Ne var ki; bu aykırılığın giderilmesi yeniden yargılama yapılmasını gerektirmediğinden hüküm bozulmamalı, 6100 sayılı Hukuk Muhakemeleri Kanununun geçici 3. maddesindeki atıf gözetilerek, Hukuk Usulü Muhakemeleri Kanununun 438. maddesi gereğince düzeltilerek onanmalıdır.

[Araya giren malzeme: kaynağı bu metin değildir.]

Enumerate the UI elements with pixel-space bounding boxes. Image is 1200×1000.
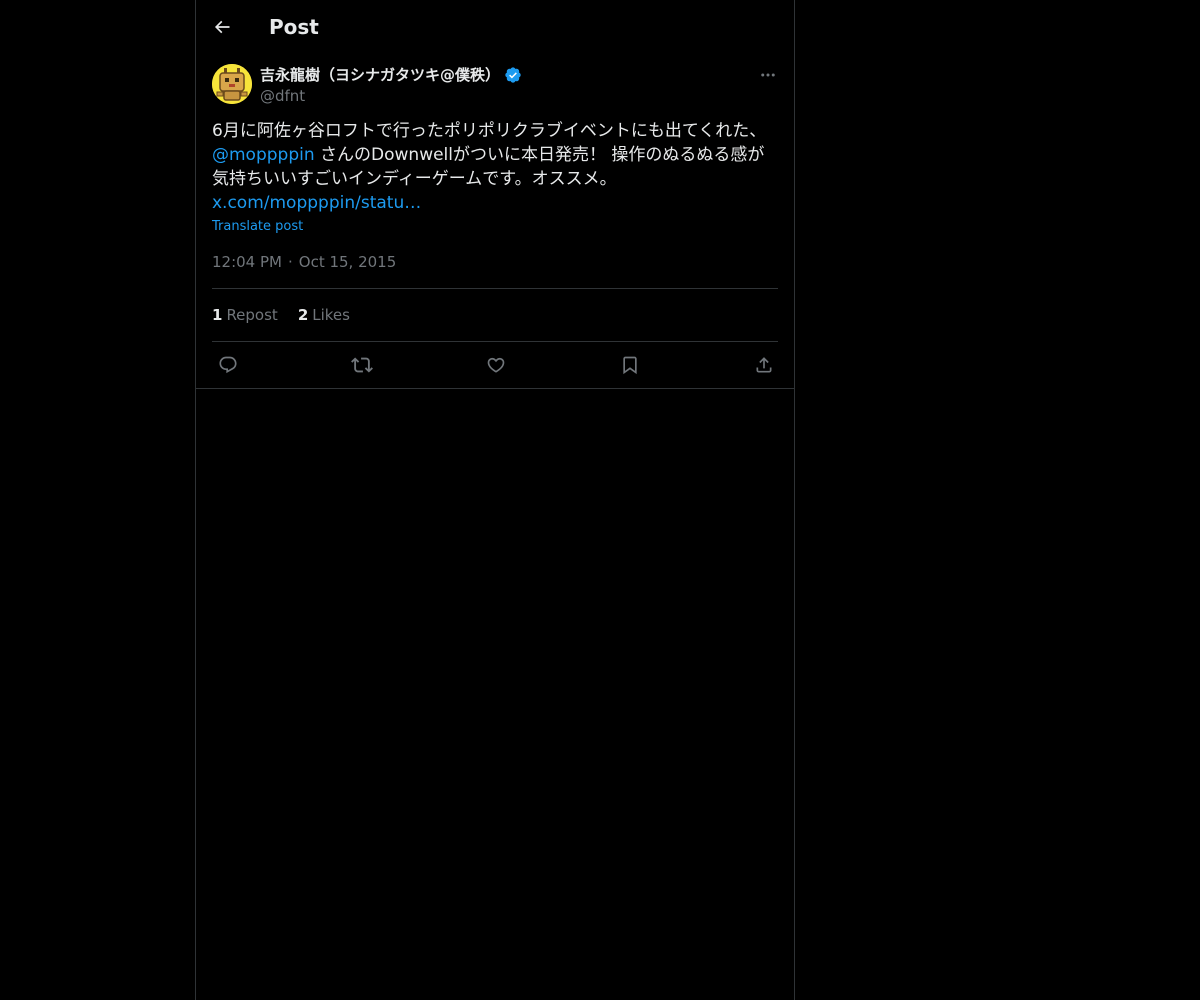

S O N U Ç : Hükmün tamamen silinerek yerine,
“1-Davanın kısmen kabulüne, 826,38TL gelirin onay, 142,63TL geçici iş göremezlik ödeneğinin ödeme, 20,43TL tedavi masrafının sarf tarihinden işleyecek yasal faizi ile birlikte davalılardan müştereken ve müteselsilen alınarak davacıya verilmesine,
21,75TL gelirin onay, 3,75 TL geçici iş göremezlik ödeneğinin ödeme, 0,53 TL tedavi masrafının sarf tarihinden işleyecek yasal faizi ile birlikte davalı şirketten alınarak davacıya verilmesine,
2-Alınması gereken 69,37 TL harcın (67,59 TL"sından şirket dışındaki davalılar sorumlu olmak üzere) davalılardan müştereken ve müteselsilen alınarak Hazineye irad kaydına,
3-Davacı tarafça yapılan 2.448,25 TL yargılama giderinin davalılardan müştereken ve müteselsilen alınarak davacıya verilmesine,
4-Hüküm tarihinde yürürlükte bulunan AAÜT uyarınca takdir edilen 1.015,47 TL vekalet ücretinin (989,44 TL"sından şirket dışındaki davalılar sorumlu olmak üzere) davalılardan müştereken ve müteselsilen alınarak davacıya verilmesine,
5-Bakiye gider avansının karar kesinleştiğinde ve istek halinde davacıya iadesine,” yazılmasına ve hükmün bu şekilde DÜZELTİLEREK ONANMASINA, 28.03.2017 gününde oybirliğiyle karar verildi.